Dealing with a selfish parent
I am 29 and my mother is 52. We live together and work together because of a difficult financial situation.
I am left to do most of the work. The only reason she is working now is because I kept pointing out that I am doing all of the work while she took up the role, equivalent to a housewife, and this is not our arrangement.
She treats me with no respect. She quit four jobs while I was growing up, because she did not like something about them, when she had no other job lined up. we had to move from place to place, getting thrown out for not paying the rent, and actually going through times of having no food.

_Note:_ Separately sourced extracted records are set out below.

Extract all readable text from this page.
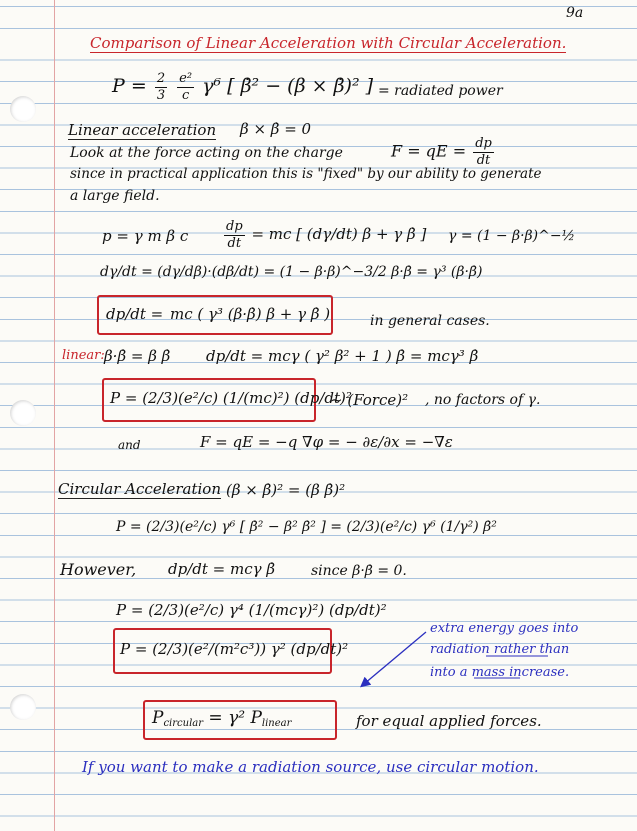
9a

Comparison of Linear Acceleration with Circular Acceleration.

$P = \frac{2}{3}$
$\frac{\text{e²}}{c} \gamma^6$ [ β̇² − (β × β̇)² ] = radiated power

Linear acceleration β × β̇ = 0

Look at the force acting on the charge	F = qE = $\frac{dp}{dt}$

since in practical application this is "fixed" by our ability to generate

a large field.

p = γ m β c	$\frac{dp}{dt}$ = mc [ (dγ/dt) β + γ β̇ ] γ = (1 − β·β)^−½

dγ/dt = (dγ/dβ)·(dβ/dt) = (1 − β·β)^−3/2 β·β̇ = γ³ (β·β̇)

dp/dt = mc ( γ³ (β·β̇) β + γ β̇ )	in general cases.

linear: β·β̇ = β β̇ dp/dt = mcγ ( γ² β² + 1 ) β̇ = mcγ³ β̇

P = (2/3)(e²/c) (1/(mc)²) (dp/dt)²

~ (Force)² , no factors of γ.

and	F = qE = −q ∇φ = − ∂ε/∂x = −∇ε

Circular Acceleration (β × β̇)² = (β β̇)²

P = (2/3)(e²/c) γ⁶ [ β̇² − β² β̇² ] = (2/3)(e²/c) γ⁶ (1/γ²) β̇²

However, dp/dt = mcγ β̇	since β·β̇ = 0.

P = (2/3)(e²/c) γ⁴ (1/(mcγ)²) (dp/dt)²

P = (2/3)(e²/(m²c³)) γ² (dp/dt)²

extra energy goes into

radiation rather than

into a mass increase.

$P_{circular} = \gamma^2$ $P_{linear}$	for equal applied forces.

If you want to make a radiation source, use circular motion.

I started working at 18, legal age in my country, and all the money went into the house to keep the roof over our heads and to feed us, yet I am given absolutely no respect. Her needs come first, her needs at her age. I am tired of her, I am sick of her. She has no regard for my existence, and after all of these years it has gotten worse.
I love her, I could not abandon a mother who is not working, but my God, she should have done something with her life after all of this time and not depended on me. Taking care of her is not my role.
The business is not doing it's best at the moment, and I cannot put her int he street. We cannot afford to live apart yet. So, how am I to deal with this.
She does not listen to me, If I try to talk about my feelings they are met with her feelings. Her only response is her feelings and her thoughts, which usually are that I am trying to ruin her day, I need to just be happy and make her life easier.
She who has taken the easy road everyday of her life!!!
I don't know what to do now, I have to save my life and my sanity. This doesn't begin to cover the full of this situation, but I hope it paints an adequate picture.